Within Plain you can organize companies and tenants to match your pricing tiers (e.g. Enterprise, Pro, Free, etc.).

To manage your tiers go to SettingsTiers.

Tiers can be managed manually or via the API.

Priorities

Tiers can have a default priority. This allows you to, for example, set all Enterprise support requests to have a priority of “High”. This means you can encourage prioritisation by tier (e.g. “Enterprise first, then Pro, then everyone else”).

Tier assignment

When a thread is created Plain will automatically assign a tier, with varying logic depending on the channel.

Threads created via API

When a threads is created via the API for a specific tenant, this is how the tier is selected:

  • If the tenant is a member of a single tier we will use that tier
  • If the tenant is a member of multiple tiers, we will use the tier with the highest default priority
  • If the tenant is a member of no tiers we will use the default tier if one exists, or the thread will have no tier

If a thread is created with no tenant we will fall back to the logic below.

Email & Slack

For all email and Slack threads, the tier is applied based on the customer the thread belongs to. We look at all tenants and company the customer is part of, to determine the tier.

  • If there is a single tier which is possible given the customer, that tier is used
  • If there are multiple tiers we pick the one with the highest default priority
  • If there are no tiers we will use the default tier if one exists, or the thread will have no tier

SLAs

We currently support SLAs for:

  • First response time - applied when a first customer communication is created within a thread
  • Next response time - applied for subsequent customer communications (note: a first response time SLA must be configured to create a next response time SLA)
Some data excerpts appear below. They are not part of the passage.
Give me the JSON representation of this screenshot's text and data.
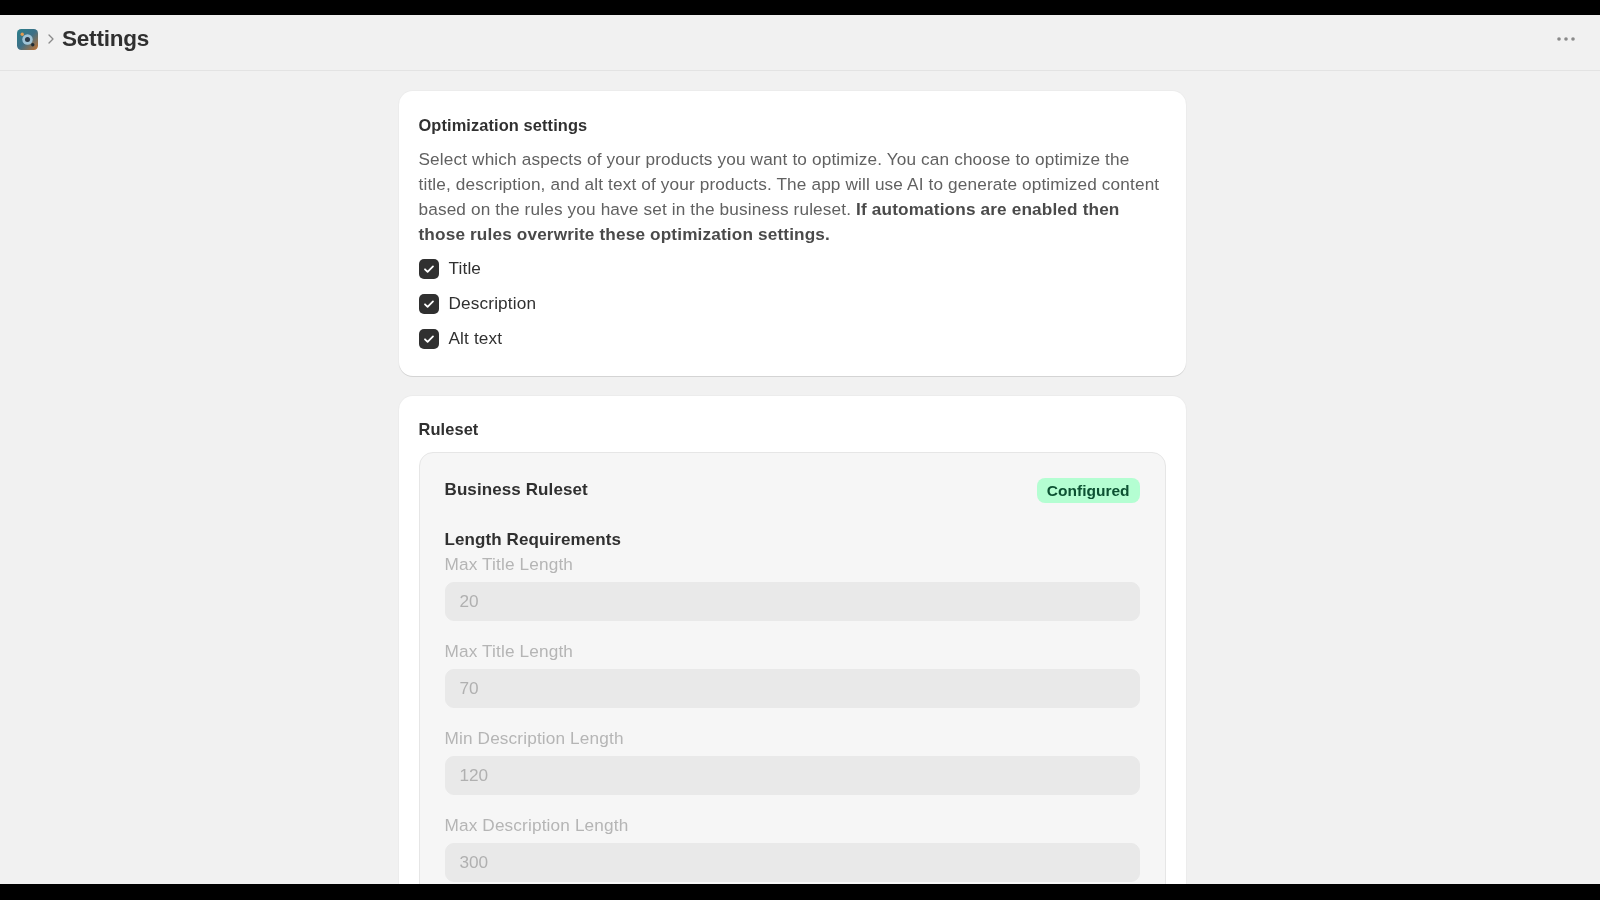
{
  "header": {
    "title": "Settings"
  },
  "optimization_card": {
    "title": "Optimization settings",
    "description": "Select which aspects of your products you want to optimize. You can choose to optimize the title, description, and alt text of your products. The app will use AI to generate optimized content based on the rules you have set in the business ruleset. **If automations are enabled then those rules overwrite these optimization settings.**",
    "options": [
      {
        "label": "Title",
        "checked": true
      },
      {
        "label": "Description",
        "checked": true
      },
      {
        "label": "Alt text",
        "checked": true
      }
    ]
  },
  "ruleset_card": {
    "title": "Ruleset",
    "ruleset": {
      "name": "Business Ruleset",
      "badge": "Configured",
      "section_title": "Length Requirements",
      "fields": [
        {
          "label": "Max Title Length",
          "value": "20",
          "disabled": true
        },
        {
          "label": "Max Title Length",
          "value": "70",
          "disabled": true
        },
        {
          "label": "Min Description Length",
          "value": "120",
          "disabled": true
        },
        {
          "label": "Max Description Length",
          "value": "300",
          "disabled": true
        }
      ]
    }
  }
}
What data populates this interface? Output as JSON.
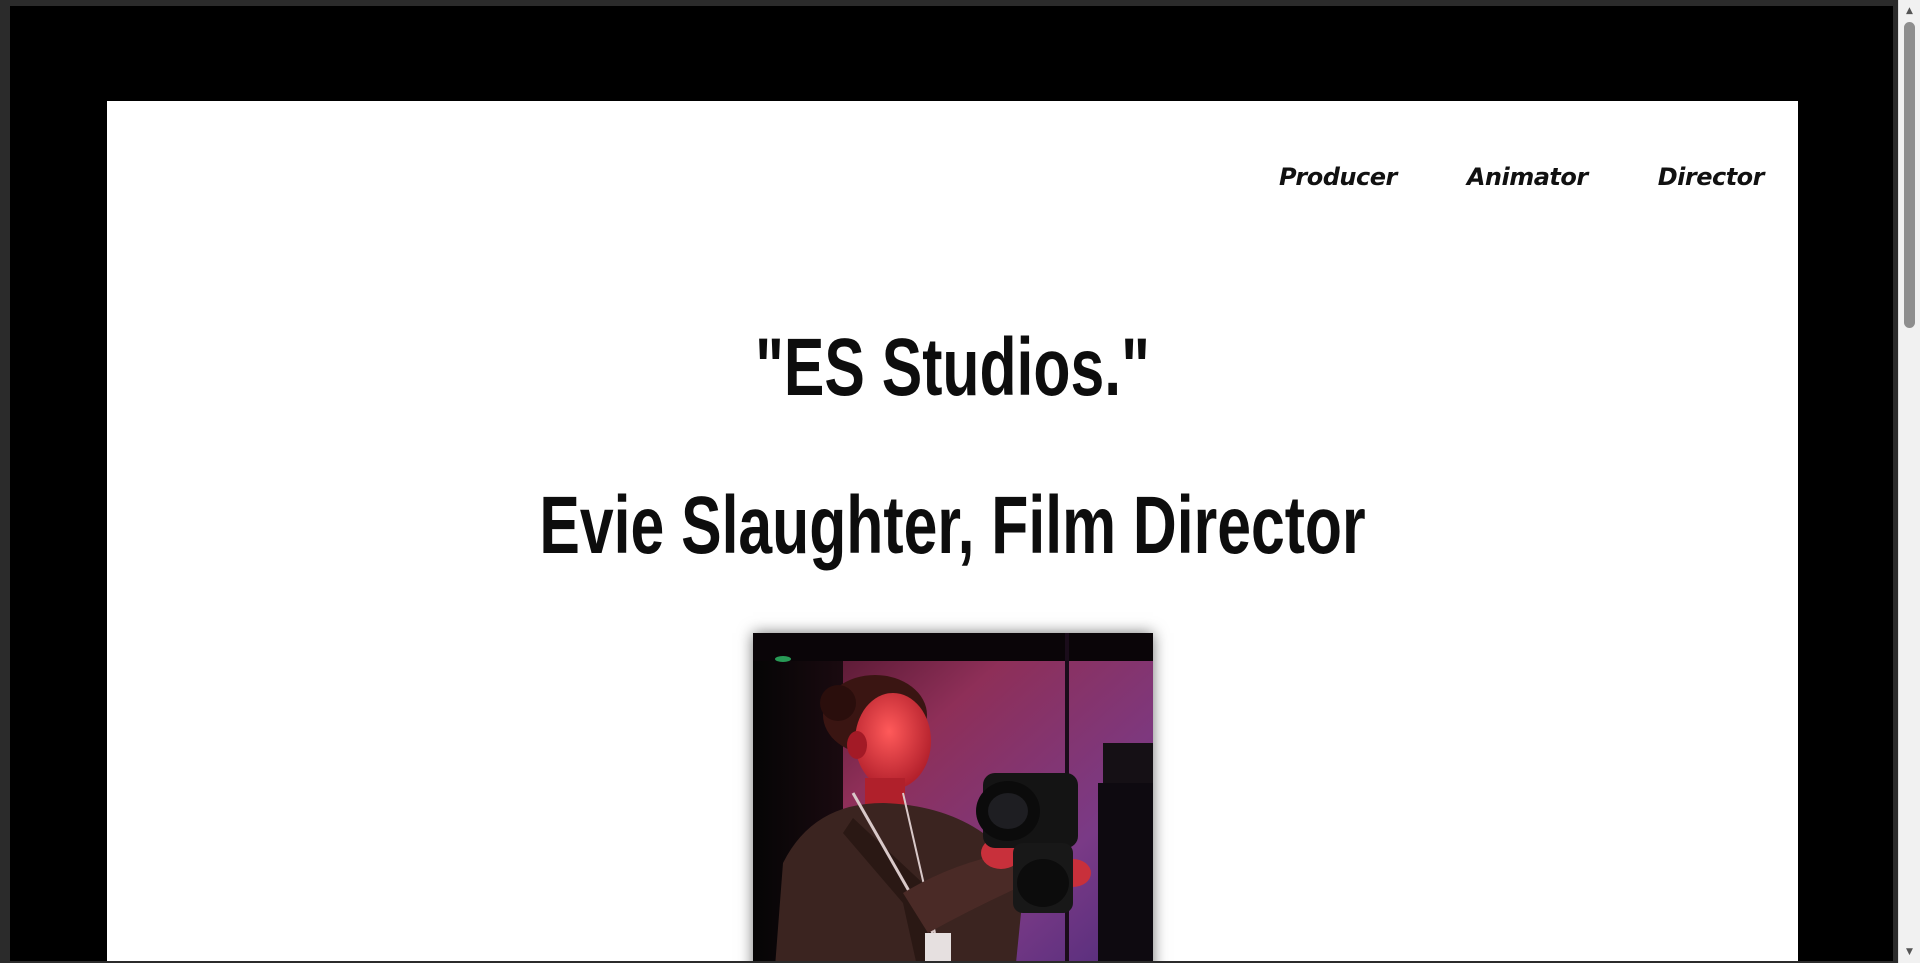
{
  "nav": {
    "items": [
      {
        "label": "Producer"
      },
      {
        "label": "Animator"
      },
      {
        "label": "Director"
      }
    ]
  },
  "hero": {
    "title": "\"ES Studios.\"",
    "subtitle": "Evie Slaughter, Film Director"
  },
  "photo": {
    "alt": "Portrait of a woman holding a camera under red and purple lighting"
  },
  "colors": {
    "frame": "#000000",
    "card": "#ffffff",
    "text": "#0d0d0d"
  }
}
When configuring an SLA you can set when you want to be warned of a breach. For example if your first response time SLA is 4 hours, you might want to be notified 30 minutes before a breach so you can still reply in time.

SLAs can also be driven by priority of threads. This allows you to have a different SLAs for “Urgent” vs “Normal” priority threads. If you have configured multiple SLAs for the same priority then only the first SLA will apply.
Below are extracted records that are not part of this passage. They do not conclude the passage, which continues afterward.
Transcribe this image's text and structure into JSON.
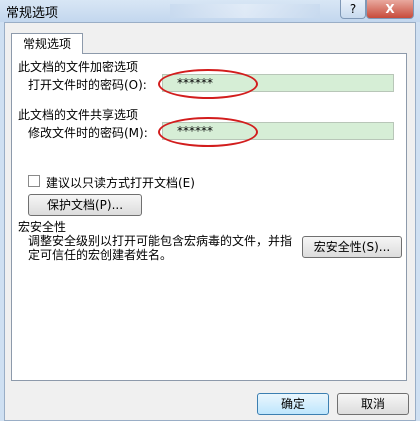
{
  "window": {
    "title": "常规选项"
  },
  "titlebar": {
    "help_label": "?",
    "close_label": "X"
  },
  "tab": {
    "label": "常规选项"
  },
  "encrypt": {
    "section_title": "此文档的文件加密选项",
    "label": "打开文件时的密码(O):",
    "value": "******"
  },
  "share": {
    "section_title": "此文档的文件共享选项",
    "label": "修改文件时的密码(M):",
    "value": "******",
    "readonly_label": "建议以只读方式打开文档(E)",
    "readonly_checked": false,
    "protect_button": "保护文档(P)..."
  },
  "macro": {
    "section_title": "宏安全性",
    "description": "调整安全级别以打开可能包含宏病毒的文件，并指定可信任的宏创建者姓名。",
    "button": "宏安全性(S)..."
  },
  "footer": {
    "ok_button": "确定",
    "cancel_button": "取消"
  },
  "colors": {
    "password_bg": "#d6eed6",
    "highlight_oval": "#d21d1d"
  }
}
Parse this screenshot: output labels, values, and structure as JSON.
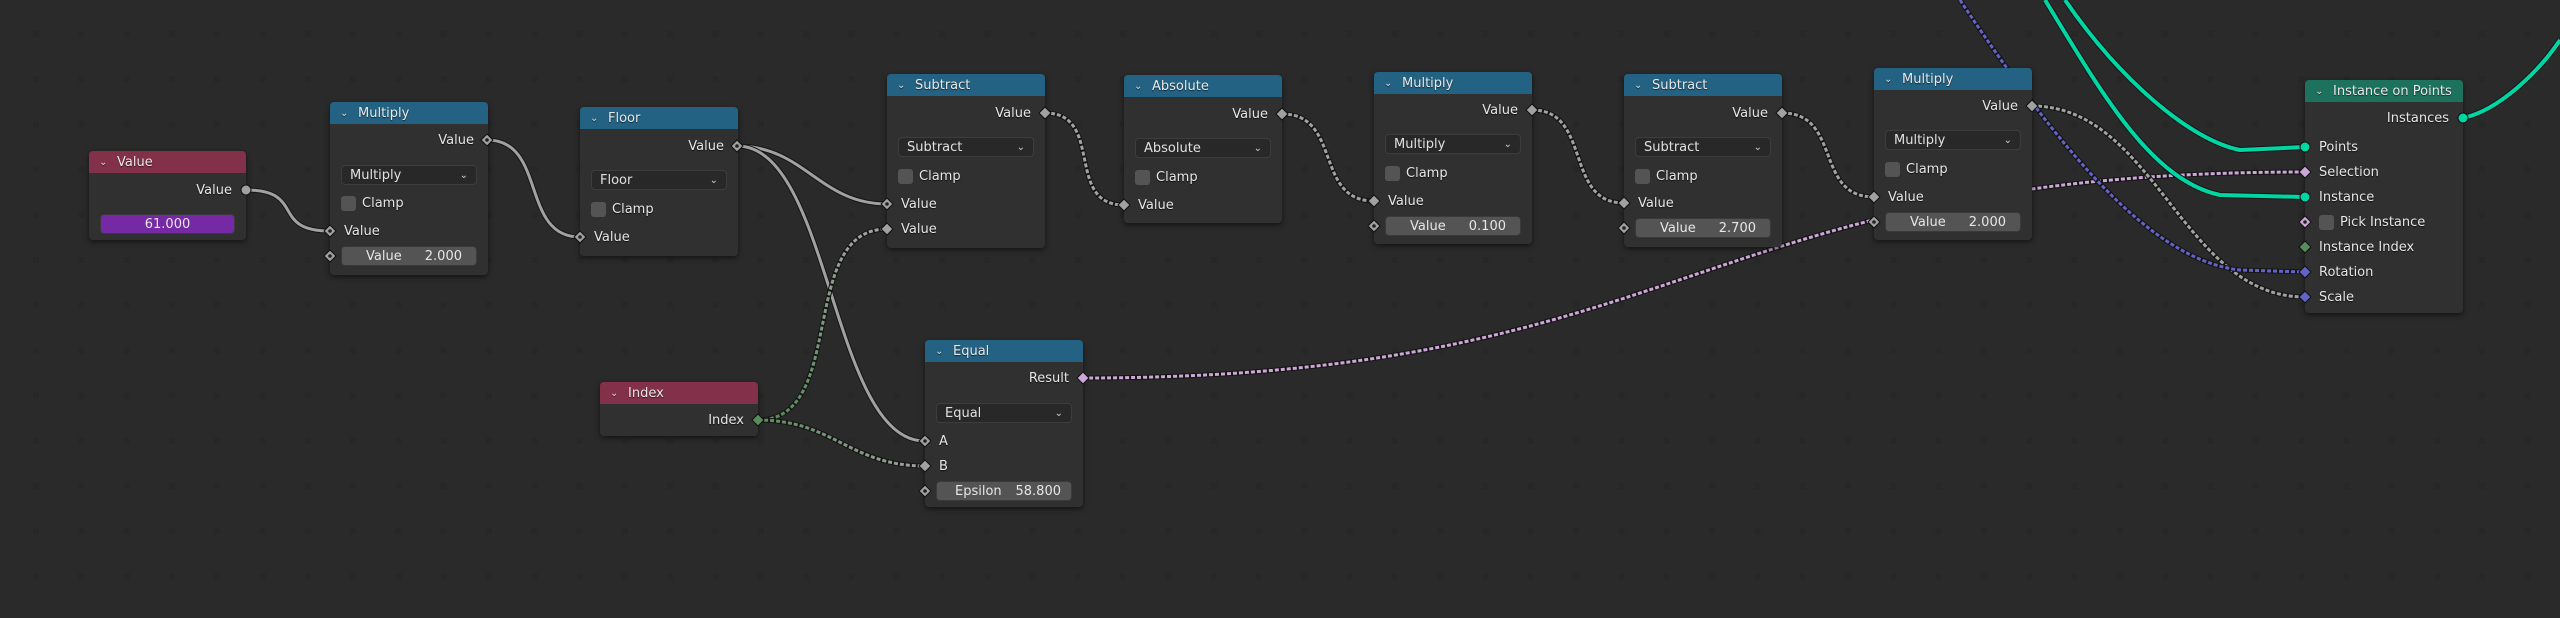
{
  "editor": "Geometry Node Editor",
  "colors": {
    "background": "#1d1d1d",
    "node_body": "#303030",
    "header_input": "#83314a",
    "header_math": "#246283",
    "header_geometry": "#1d725e",
    "socket_float": "#a1a1a1",
    "socket_bool": "#cca6d6",
    "socket_int": "#598c5c",
    "socket_vector": "#6363c7",
    "socket_geometry": "#00d6a3",
    "value_field_purple": "#7629a4"
  },
  "nodes": {
    "value": {
      "title": "Value",
      "output_label": "Value",
      "value": "61.000"
    },
    "multiply1": {
      "title": "Multiply",
      "output_label": "Value",
      "operation": "Multiply",
      "clamp_label": "Clamp",
      "clamp_checked": false,
      "input_label": "Value",
      "field_label": "Value",
      "field_value": "2.000"
    },
    "floor": {
      "title": "Floor",
      "output_label": "Value",
      "operation": "Floor",
      "clamp_label": "Clamp",
      "clamp_checked": false,
      "input_label": "Value"
    },
    "subtract1": {
      "title": "Subtract",
      "output_label": "Value",
      "operation": "Subtract",
      "clamp_label": "Clamp",
      "clamp_checked": false,
      "input1_label": "Value",
      "input2_label": "Value"
    },
    "absolute": {
      "title": "Absolute",
      "output_label": "Value",
      "operation": "Absolute",
      "clamp_label": "Clamp",
      "clamp_checked": false,
      "input_label": "Value"
    },
    "multiply2": {
      "title": "Multiply",
      "output_label": "Value",
      "operation": "Multiply",
      "clamp_label": "Clamp",
      "clamp_checked": false,
      "input_label": "Value",
      "field_label": "Value",
      "field_value": "0.100"
    },
    "subtract2": {
      "title": "Subtract",
      "output_label": "Value",
      "operation": "Subtract",
      "clamp_label": "Clamp",
      "clamp_checked": false,
      "input_label": "Value",
      "field_label": "Value",
      "field_value": "2.700"
    },
    "multiply3": {
      "title": "Multiply",
      "output_label": "Value",
      "operation": "Multiply",
      "clamp_label": "Clamp",
      "clamp_checked": false,
      "input_label": "Value",
      "field_label": "Value",
      "field_value": "2.000"
    },
    "index": {
      "title": "Index",
      "output_label": "Index"
    },
    "equal": {
      "title": "Equal",
      "output_label": "Result",
      "operation": "Equal",
      "input_a_label": "A",
      "input_b_label": "B",
      "field_label": "Epsilon",
      "field_value": "58.800"
    },
    "instance_on_points": {
      "title": "Instance on Points",
      "output_label": "Instances",
      "inputs": {
        "points": "Points",
        "selection": "Selection",
        "instance": "Instance",
        "pick_instance": "Pick Instance",
        "instance_index": "Instance Index",
        "rotation": "Rotation",
        "scale": "Scale"
      },
      "pick_instance_checked": false
    }
  },
  "links": [
    {
      "from": "value.Value",
      "to": "multiply1.Value"
    },
    {
      "from": "multiply1.Value",
      "to": "floor.Value"
    },
    {
      "from": "floor.Value",
      "to": "subtract1.Value[0]"
    },
    {
      "from": "floor.Value",
      "to": "equal.A"
    },
    {
      "from": "index.Index",
      "to": "subtract1.Value[1]"
    },
    {
      "from": "index.Index",
      "to": "equal.B"
    },
    {
      "from": "subtract1.Value",
      "to": "absolute.Value"
    },
    {
      "from": "absolute.Value",
      "to": "multiply2.Value"
    },
    {
      "from": "multiply2.Value",
      "to": "subtract2.Value"
    },
    {
      "from": "subtract2.Value",
      "to": "multiply3.Value"
    },
    {
      "from": "multiply3.Value",
      "to": "instance_on_points.Scale"
    },
    {
      "from": "equal.Result",
      "to": "instance_on_points.Selection"
    },
    {
      "from": "offscreen",
      "to": "instance_on_points.Points"
    },
    {
      "from": "offscreen",
      "to": "instance_on_points.Instance"
    },
    {
      "from": "offscreen",
      "to": "instance_on_points.Rotation"
    },
    {
      "from": "instance_on_points.Instances",
      "to": "offscreen"
    }
  ]
}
If you want to create a ‘default’ SLA then you should first create a tier and make that the default in your settings. Then you can configure SLAs like you would on any other tier.

When an SLA is about to breach or is breaching, you will be notified via the mechanism you configure in your workspace notification settings.
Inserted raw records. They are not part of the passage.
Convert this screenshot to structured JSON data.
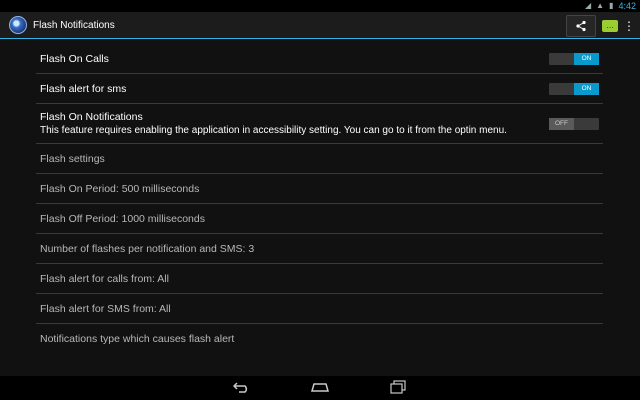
{
  "status_bar": {
    "time": "4:42"
  },
  "action_bar": {
    "title": "Flash Notifications"
  },
  "settings": {
    "flash_on_calls": {
      "label": "Flash On Calls",
      "toggle_text": "ON"
    },
    "flash_alert_sms": {
      "label": "Flash alert for sms",
      "toggle_text": "ON"
    },
    "flash_on_notifications": {
      "label": "Flash On Notifications",
      "summary": "This feature requires enabling the application in accessibility setting. You can go to it from the optin menu.",
      "toggle_text": "OFF"
    },
    "flash_settings": {
      "label": "Flash settings"
    },
    "flash_on_period": {
      "label": "Flash On Period: 500 milliseconds"
    },
    "flash_off_period": {
      "label": "Flash Off Period: 1000 milliseconds"
    },
    "num_flashes": {
      "label": "Number of flashes per notification and SMS: 3"
    },
    "calls_from": {
      "label": "Flash alert for calls from: All"
    },
    "sms_from": {
      "label": "Flash alert for SMS from: All"
    },
    "notifications_type": {
      "label": "Notifications type which causes flash alert"
    }
  },
  "colors": {
    "accent": "#33b5e5",
    "toggle_on": "#0a99cc",
    "background": "#111111"
  }
}
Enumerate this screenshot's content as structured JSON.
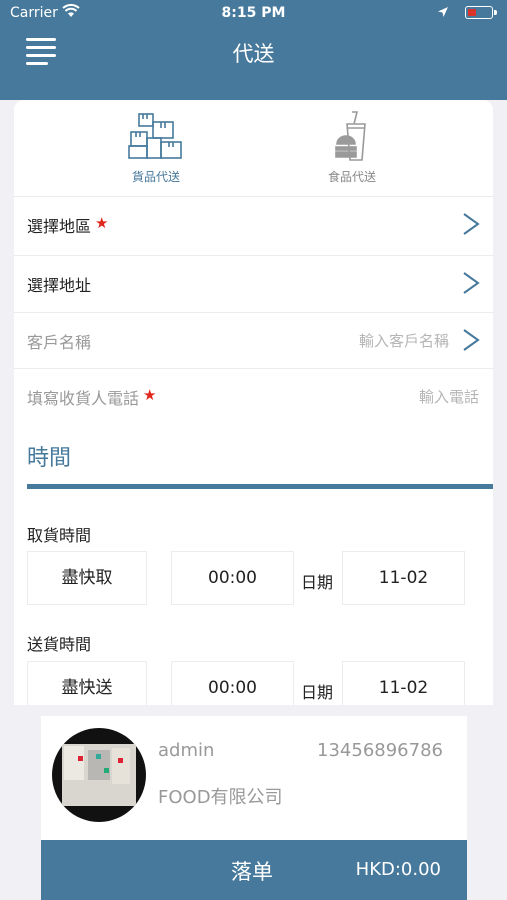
{
  "status_bar": {
    "carrier": "Carrier",
    "time": "8:15 PM"
  },
  "header": {
    "title": "代送"
  },
  "tabs": [
    {
      "label": "貨品代送",
      "icon": "boxes-icon",
      "active": true
    },
    {
      "label": "食品代送",
      "icon": "burger-drink-icon",
      "active": false
    }
  ],
  "form": {
    "region": {
      "label": "選擇地區"
    },
    "address": {
      "label": "選擇地址"
    },
    "customer": {
      "label": "客戶名稱",
      "placeholder": "輸入客戶名稱"
    },
    "phone": {
      "label": "填寫收貨人電話",
      "placeholder": "輸入電話"
    }
  },
  "time_section": {
    "title": "時間",
    "pickup": {
      "label": "取貨時間",
      "mode": "盡快取",
      "time": "00:00",
      "date_label": "日期",
      "date": "11-02"
    },
    "delivery": {
      "label": "送貨時間",
      "mode": "盡快送",
      "time": "00:00",
      "date_label": "日期",
      "date": "11-02"
    }
  },
  "account": {
    "name": "admin",
    "phone": "13456896786",
    "company": "FOOD有限公司"
  },
  "footer": {
    "submit_label": "落单",
    "total": "HKD:0.00"
  },
  "colors": {
    "primary": "#46799c",
    "required_star": "#e0261b"
  }
}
We also provide the Thread SLA status transitioned webhook so that you can be notified programatically. This event will be fired when the status of an SLA linked to a thread changes (e.g. about to breach, breaching, achieved, etc.)

Business hours

By default, SLAs apply at all times. They can be configured to only count working hours by toggling on Only during business hours.

To configure business hours go to SettingsBusiness hours

When an SLA is configured to use business hours the timer on the SLA will be paused outside of business hours.

For example, if:

  • Your business hours are Monday - Friday, 9am - 5pm
  • An enterprise customer sends in a support email on Friday at 4.30pm
  • Your enterprise First Response Time SLA is 1 hour

… then the SLA would breach if you don’t reply by 9.30am on Monday.

This is because there are 30 minutes of business hours on Friday afternoon, after which your SLA is paused over the weekend. This is followed by a remaining 30 minutes of business hours from 9 - 9.30 am on Monday.